Posted on April 20/2011 by

By and large, across the nation, home sales maintained their position in the month of March.

According to a recent press release issued by CREA, “With national sales in each of the first three months of 2011 running close to their five- or ten-year monthly averages, seasonally adjusted national sales activity in the first quarter of 2011 was up 4.5 per cent from levels recorded in the fourth quarter of last year, and reached the highest quarterly level in a year. “

This rise in levels can be mostly attributed to a surge in activity in both the Toronto and Vancouver markets.

Additionally, there is speculation that the introduction of Flaherty’s mortgage changes may have pushed business forward that would not otherwise have occurred during the quarter.

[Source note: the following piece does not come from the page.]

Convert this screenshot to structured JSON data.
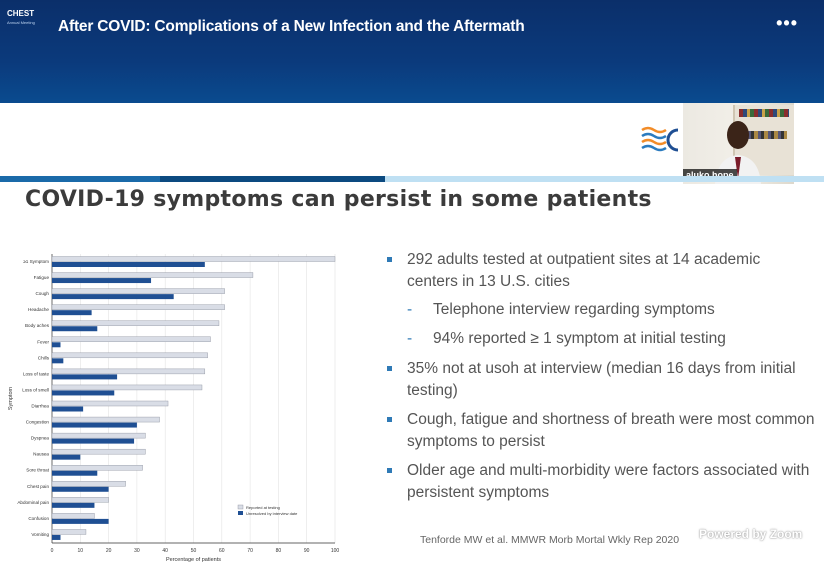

Inventory levels are coming into line with buyer activity as well, with the national sales-to-new listings ratio, which is an indicator of balance between supply and demand, registered at 56.5 % in March.

Looking at this measure, more than half of the country’s markets could be considered balanced in the month of March.

"The majority of local housing markets across Canada are well balanced, but not all of them are," said Gary Morse, CREA's President. "Within a province or local market, the balance between resale housing supply and demand can vary widely and evolve quickly, so buyers and sellers should speak with a local REALTOR® to understand housing market trends where they live."

The average price across the country increased in March- 8.9% year-over-year. This increase, however, is partly because of high prices in the Vancouver area.

A record number of multi-million dollar property sales in Richmond and Vancouver West are pushing up average prices for Greater Vancouver, British Columbia and nationally," stated Gregory Klump, CREA's Chief Economist. "If Vancouver is excluded from the equation, the national average price increase is cut by more than half to 4.3 per cent."

"Looking ahead, evidence suggests that the potential rush of sales activity in March before recent changes to mortgage regulations took effect was a story that was largely focused in condo sales activity in Greater Vancouver. This confirms that the expected impact on sales activity of recent changes to mortgage regulations will likely be minor over the near term. Interest rates are now widely expected to remain on hold until at least mid-July, which is supportive for resale housing demand, market balance and prices," Klump added.